The ship bore salted beef, butter, cheese, bread, barley, peas, beans, groats, flour, oil, vinegar, mustard, salt, beer, wine, brandy, hardtack, smoked bacon, ham and fish. Much of the beer froze, bursting the casks. By November 8, Gerrit de Veer, the ships carpenter who kept a diary, reported a shortage of beer and bread, with wine being rationed four days later.
In January 1597, De Veer became the first person to witness and record the atmospheric anomaly known as the Novaya Zemlya effect.
The Novaya Zemlya effect is a polar mirage caused by high refraction of sunlight between atmospheric thermoclines. The Novaya Zemlya effect will give the impression that the sun is rising earlier than it actually should (astronomically speaking) and depending on the meteorological situation the effect will present the sun as a line or a square (which is sometimes referred to as the “rectangular sun”), made up of flattened hourglass shapes. The mirage requires rays of sunlight to have an inversion layer for hundreds of kilometres (at least 400 km). The mirage depends on the inversion layer’s temperature gradient. The sunlight must bend to the Earth’s curvature at least 400 km to allow an elevation rise of 5 degrees for sight of the sun disk.
Proving successful at hunting, the group caught 26 arctic foxes in primitive traps, as well as killing a number of polar bears.

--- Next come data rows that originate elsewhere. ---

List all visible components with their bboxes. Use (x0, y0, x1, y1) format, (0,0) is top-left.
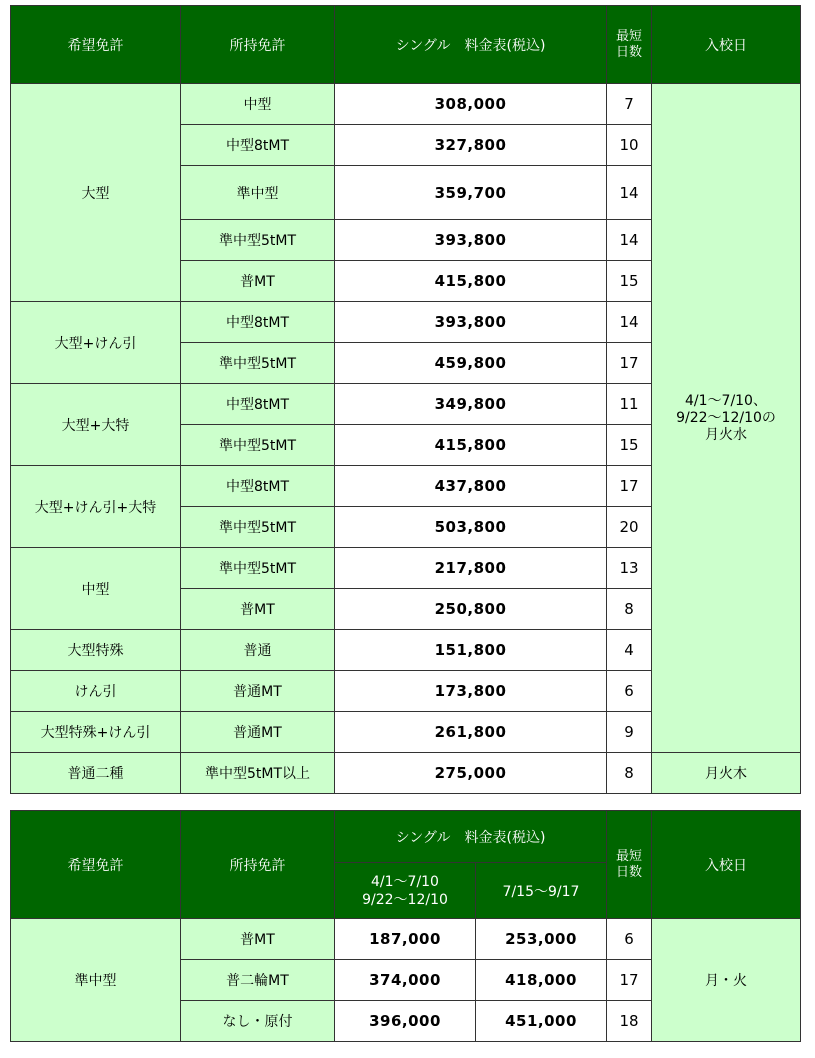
desired-license-cell: 準中型 (11, 919, 181, 1042)
min-days-cell: 15 (607, 261, 652, 302)
held-license-cell: 普MT (181, 589, 335, 630)
held-license-cell: なし・原付 (181, 1001, 335, 1042)
start-date-cell: 月火木 (652, 753, 801, 794)
start-date-line: 月火水 (705, 426, 747, 443)
desired-license-cell: 普通二種 (11, 753, 181, 794)
held-license-cell: 普MT (181, 919, 335, 960)
min-days-cell: 14 (607, 220, 652, 261)
fee-cell: 349,800 (335, 384, 607, 425)
min-days-cell: 17 (607, 466, 652, 507)
held-license-cell: 普通MT (181, 671, 335, 712)
min-days-cell: 17 (607, 960, 652, 1001)
fee-cell: 359,700 (335, 166, 607, 220)
held-license-cell: 中型8tMT (181, 466, 335, 507)
fee-cell: 308,000 (335, 84, 607, 125)
desired-license-cell: 大型+けん引 (11, 302, 181, 384)
fee-cell: 415,800 (335, 261, 607, 302)
header-held-license: 所持免許 (181, 6, 335, 84)
fee-period-1-cell: 374,000 (335, 960, 476, 1001)
min-days-cell: 14 (607, 166, 652, 220)
held-license-cell: 普通 (181, 630, 335, 671)
held-license-cell: 普二輪MT (181, 960, 335, 1001)
header-held-license: 所持免許 (181, 811, 335, 919)
header-desired-license: 希望免許 (11, 6, 181, 84)
header-desired-license: 希望免許 (11, 811, 181, 919)
fee-cell: 151,800 (335, 630, 607, 671)
min-days-cell: 17 (607, 343, 652, 384)
min-days-cell: 9 (607, 712, 652, 753)
min-days-cell: 4 (607, 630, 652, 671)
fee-cell: 217,800 (335, 548, 607, 589)
desired-license-cell: 大型特殊+けん引 (11, 712, 181, 753)
start-date-line: 9/22～12/10の (676, 409, 776, 426)
held-license-cell: 準中型5tMT (181, 425, 335, 466)
held-license-cell: 準中型5tMT (181, 220, 335, 261)
held-license-cell: 普MT (181, 261, 335, 302)
min-days-cell: 7 (607, 84, 652, 125)
held-license-cell: 中型8tMT (181, 384, 335, 425)
fee-cell: 275,000 (335, 753, 607, 794)
table-row (11, 84, 801, 125)
fee-cell: 459,800 (335, 343, 607, 384)
fee-period-1-cell: 187,000 (335, 919, 476, 960)
min-days-cell: 8 (607, 753, 652, 794)
header-min-days: 最短 日数 (607, 811, 652, 919)
min-days-cell: 10 (607, 125, 652, 166)
header-min-days: 最短 日数 (607, 6, 652, 84)
header-fee: シングル 料金表(税込) (335, 6, 607, 84)
held-license-cell: 準中型 (181, 166, 335, 220)
start-date-cell: 月・火 (652, 919, 801, 1042)
price-table-1 (10, 5, 801, 794)
min-days-cell: 6 (607, 671, 652, 712)
held-license-cell: 普通MT (181, 712, 335, 753)
held-license-cell: 中型8tMT (181, 302, 335, 343)
fee-period-2-cell: 451,000 (476, 1001, 607, 1042)
held-license-cell: 準中型5tMT以上 (181, 753, 335, 794)
held-license-cell: 中型 (181, 84, 335, 125)
fee-cell: 393,800 (335, 220, 607, 261)
fee-cell: 261,800 (335, 712, 607, 753)
fee-cell: 250,800 (335, 589, 607, 630)
fee-period-2-cell: 418,000 (476, 960, 607, 1001)
min-days-cell: 11 (607, 384, 652, 425)
table-row (11, 919, 801, 960)
fee-cell: 173,800 (335, 671, 607, 712)
header-period-2: 7/15～9/17 (476, 863, 607, 919)
desired-license-cell: 大型+けん引+大特 (11, 466, 181, 548)
header-fee: シングル 料金表(税込) (335, 811, 607, 863)
start-date-cell (652, 84, 801, 753)
desired-license-cell: けん引 (11, 671, 181, 712)
fee-cell: 503,800 (335, 507, 607, 548)
desired-license-cell: 大型+大特 (11, 384, 181, 466)
price-table-2 (10, 810, 801, 1042)
fee-period-1-cell: 396,000 (335, 1001, 476, 1042)
held-license-cell: 準中型5tMT (181, 548, 335, 589)
min-days-cell: 20 (607, 507, 652, 548)
header-start-date: 入校日 (652, 6, 801, 84)
fee-cell: 393,800 (335, 302, 607, 343)
start-date-line: 4/1～7/10、 (685, 392, 767, 409)
min-days-cell: 13 (607, 548, 652, 589)
min-days-cell: 15 (607, 425, 652, 466)
fee-cell: 327,800 (335, 125, 607, 166)
desired-license-cell: 大型 (11, 84, 181, 302)
min-days-cell: 18 (607, 1001, 652, 1042)
table-row (11, 753, 801, 794)
header-period-1: 4/1～7/10 9/22～12/10 (335, 863, 476, 919)
min-days-cell: 8 (607, 589, 652, 630)
desired-license-cell: 中型 (11, 548, 181, 630)
min-days-cell: 6 (607, 919, 652, 960)
held-license-cell: 中型8tMT (181, 125, 335, 166)
min-days-cell: 14 (607, 302, 652, 343)
fee-cell: 437,800 (335, 466, 607, 507)
desired-license-cell: 大型特殊 (11, 630, 181, 671)
held-license-cell: 準中型5tMT (181, 343, 335, 384)
fee-cell: 415,800 (335, 425, 607, 466)
held-license-cell: 準中型5tMT (181, 507, 335, 548)
fee-period-2-cell: 253,000 (476, 919, 607, 960)
header-start-date: 入校日 (652, 811, 801, 919)
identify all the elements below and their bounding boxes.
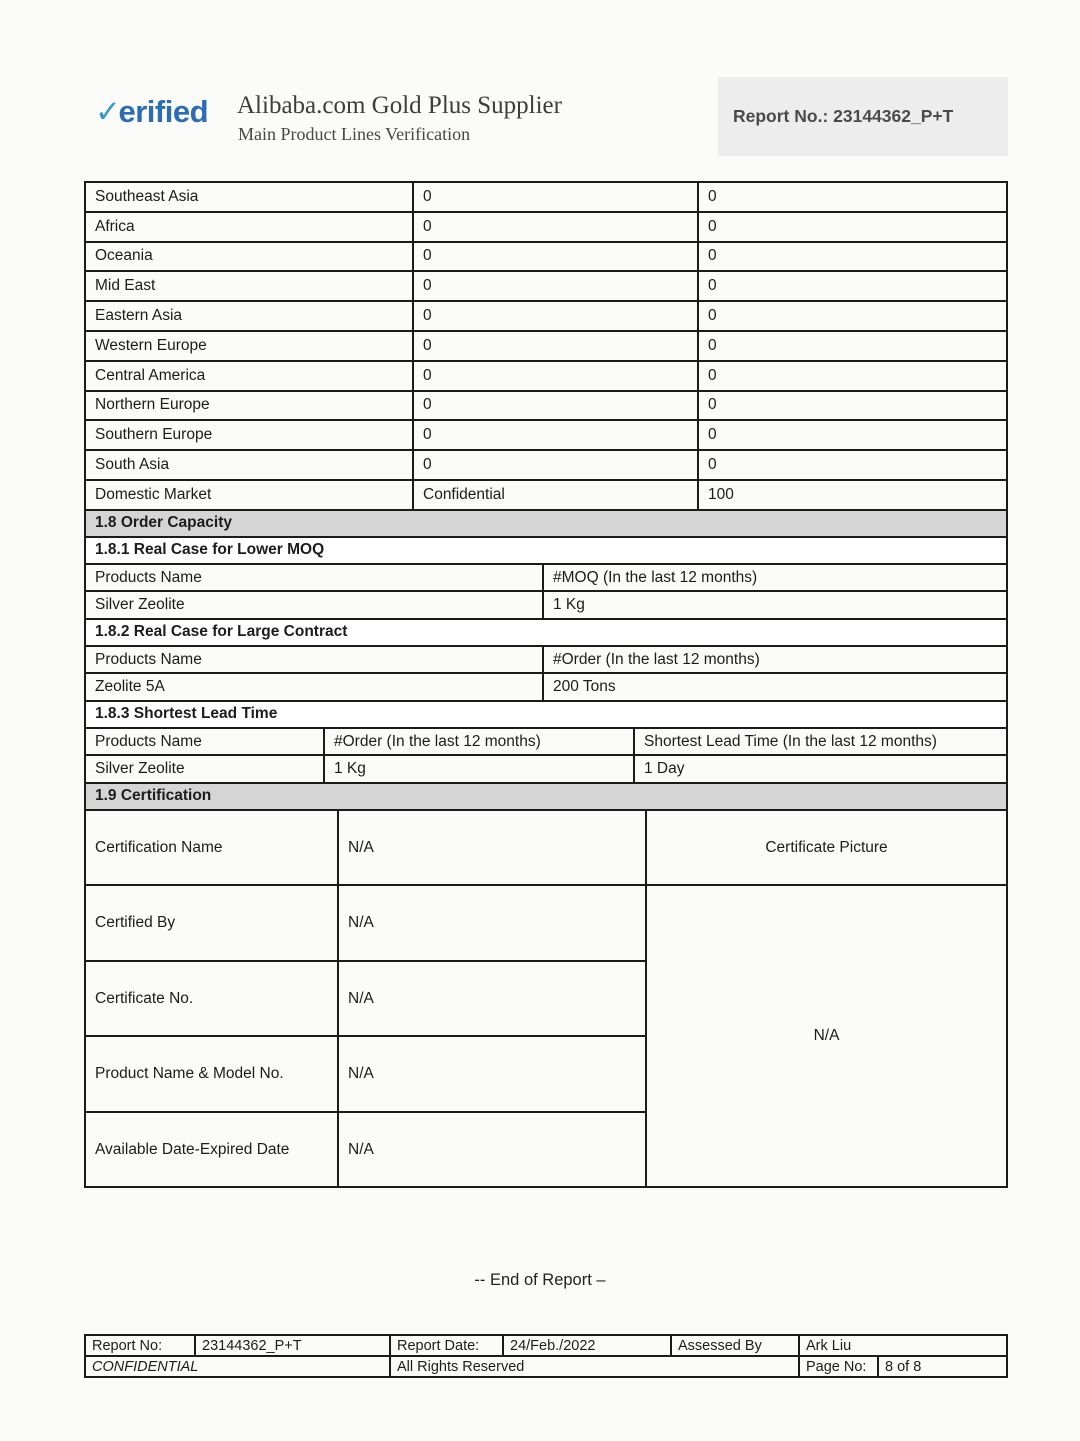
report-body <box>84 181 1006 1188</box>
region-label: South Asia <box>85 450 413 480</box>
report-number-box <box>718 77 1008 156</box>
region-value-2: 0 <box>698 182 1007 212</box>
column-header: Products Name <box>85 646 543 674</box>
region-label: Eastern Asia <box>85 301 413 331</box>
region-value-1: 0 <box>413 391 698 421</box>
footer-confidential: CONFIDENTIAL <box>85 1356 390 1377</box>
table-row <box>85 301 1007 331</box>
page-title: Alibaba.com Gold Plus Supplier <box>237 92 562 119</box>
region-value-1: 0 <box>413 361 698 391</box>
region-label: Southeast Asia <box>85 182 413 212</box>
region-value-2: 0 <box>698 301 1007 331</box>
footer-report-date-value: 24/Feb./2022 <box>503 1335 671 1356</box>
column-header: Shortest Lead Time (In the last 12 months) <box>634 728 1007 756</box>
region-value-2: 0 <box>698 361 1007 391</box>
moq-value: 1 Kg <box>543 591 1007 619</box>
region-value-2: 100 <box>698 480 1007 510</box>
section-header-certification: 1.9 Certification <box>85 783 1007 810</box>
column-header: #Order (In the last 12 months) <box>324 728 634 756</box>
order-capacity-section <box>84 509 1008 702</box>
column-header: #MOQ (In the last 12 months) <box>543 564 1007 592</box>
regions-table <box>84 181 1008 511</box>
footer-assessed-by-value: Ark Liu <box>799 1335 1007 1356</box>
certification-section <box>84 782 1008 1189</box>
certificate-picture-value: N/A <box>646 885 1007 1187</box>
lead-time-value: 1 Day <box>634 755 1007 783</box>
region-label: Northern Europe <box>85 391 413 421</box>
cert-field-label: Certification Name <box>85 810 338 886</box>
table-row <box>85 810 1007 886</box>
region-value-2: 0 <box>698 242 1007 272</box>
verified-logo-text: erified <box>118 94 209 129</box>
section-header-order-capacity: 1.8 Order Capacity <box>85 510 1007 537</box>
table-row <box>85 480 1007 510</box>
region-value-1: Confidential <box>413 480 698 510</box>
subsection-header-large-contract: 1.8.2 Real Case for Large Contract <box>85 619 1007 646</box>
order-value: 200 Tons <box>543 673 1007 701</box>
subsection-header-lower-moq: 1.8.1 Real Case for Lower MOQ <box>85 537 1007 564</box>
region-label: Southern Europe <box>85 420 413 450</box>
shortest-lead-time-table <box>84 700 1008 784</box>
region-label: Africa <box>85 212 413 242</box>
certificate-picture-header: Certificate Picture <box>646 810 1007 886</box>
region-value-1: 0 <box>413 420 698 450</box>
verified-check-icon: ✓ <box>95 94 121 129</box>
table-row <box>85 391 1007 421</box>
cert-field-label: Certified By <box>85 885 338 961</box>
cert-field-value: N/A <box>338 885 646 961</box>
region-value-2: 0 <box>698 420 1007 450</box>
region-label: Domestic Market <box>85 480 413 510</box>
cert-field-label: Available Date-Expired Date <box>85 1112 338 1188</box>
table-row <box>85 1356 1007 1377</box>
product-name: Silver Zeolite <box>85 755 324 783</box>
region-value-1: 0 <box>413 271 698 301</box>
region-value-2: 0 <box>698 331 1007 361</box>
cert-field-label: Certificate No. <box>85 961 338 1037</box>
region-value-2: 0 <box>698 450 1007 480</box>
report-number: Report No.: 23144362_P+T <box>733 106 954 126</box>
page-subtitle: Main Product Lines Verification <box>238 124 471 144</box>
footer-page-no-label: Page No: <box>799 1356 878 1377</box>
product-name: Silver Zeolite <box>85 591 543 619</box>
region-value-1: 0 <box>413 242 698 272</box>
footer-report-no-value: 23144362_P+T <box>195 1335 390 1356</box>
region-value-1: 0 <box>413 182 698 212</box>
table-row <box>85 450 1007 480</box>
table-row <box>85 420 1007 450</box>
region-label: Western Europe <box>85 331 413 361</box>
table-row <box>85 182 1007 212</box>
report-footer <box>84 1334 1006 1378</box>
table-row <box>85 271 1007 301</box>
table-row <box>85 242 1007 272</box>
cert-field-value: N/A <box>338 810 646 886</box>
footer-report-no-label: Report No: <box>85 1335 195 1356</box>
region-label: Oceania <box>85 242 413 272</box>
verified-logo <box>95 96 208 127</box>
region-value-2: 0 <box>698 271 1007 301</box>
column-header: #Order (In the last 12 months) <box>543 646 1007 674</box>
footer-table <box>84 1334 1008 1378</box>
cert-field-value: N/A <box>338 1112 646 1188</box>
table-row <box>85 361 1007 391</box>
region-value-2: 0 <box>698 212 1007 242</box>
cert-field-value: N/A <box>338 1036 646 1112</box>
column-header: Products Name <box>85 728 324 756</box>
cert-field-value: N/A <box>338 961 646 1037</box>
region-value-1: 0 <box>413 450 698 480</box>
table-row <box>85 1335 1007 1356</box>
cert-field-label: Product Name & Model No. <box>85 1036 338 1112</box>
region-label: Central America <box>85 361 413 391</box>
region-value-2: 0 <box>698 391 1007 421</box>
region-value-1: 0 <box>413 301 698 331</box>
table-row <box>85 885 1007 961</box>
order-value: 1 Kg <box>324 755 634 783</box>
footer-rights: All Rights Reserved <box>390 1356 799 1377</box>
region-value-1: 0 <box>413 331 698 361</box>
region-label: Mid East <box>85 271 413 301</box>
table-row <box>85 331 1007 361</box>
footer-report-date-label: Report Date: <box>390 1335 503 1356</box>
product-name: Zeolite 5A <box>85 673 543 701</box>
footer-page-no-value: 8 of 8 <box>878 1356 1007 1377</box>
column-header: Products Name <box>85 564 543 592</box>
region-value-1: 0 <box>413 212 698 242</box>
footer-assessed-by-label: Assessed By <box>671 1335 799 1356</box>
end-of-report-text: -- End of Report – <box>474 1271 606 1289</box>
table-row <box>85 212 1007 242</box>
subsection-header-lead-time: 1.8.3 Shortest Lead Time <box>85 701 1007 728</box>
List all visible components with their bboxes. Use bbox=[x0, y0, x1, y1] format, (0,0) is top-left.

When June arrived, and the ice had still not loosened its grip on the ship, the scurvy-ridden survivors took two small boats out into the sea on June 13. Barentsz died at sea on June 20, 1597, while studying charts only seven days after starting out. It is not known whether Barentsz was buried on the northern island of Novaya Zemlya, or at sea. It took seven more weeks for the boats to reach Kola where they were rescued by a Russian merchant vessel, and by that time only 12 crewmen remained. Ultimately, they did not reach Amsterdam until 1 November. Sources differ on whether two men died on the ice floe and three in the boats, or three on the ice floe and two in the boats. The young cabin boy had died during the winter months in the shelter.

The wooden lodge where Barentsz’ crew sheltered was found undisturbed by Norwegian seal hunter Elling Carlsen in 1871. Making a sketch of the lodge’s construction, Carlsen recorded finding two copper cooking pots, a barrel, a tool chest, clock, crowbar, flute, clothing, two empty chests, a cooking tripod and a number of pictures. Captain Gunderson landed at the site on August 17, 1875 and collected a grappling iron, two maps and a handwritten translation of Pet and Jackman’s voyages. The following year, Charles L.W. Gardiner also visited the site at the end of July where he collected 112 more objects, including the message by Barentsz and Heemskerck describing their settlement to future visitors. All of these objects eventually ended up in the Rijksmuseum Amsterdam, after some had initially been held in The Hague.
The Barents Sea, Barentsburg and Barents Region were all named after him. Even a small part of a fruit fly is named Barents.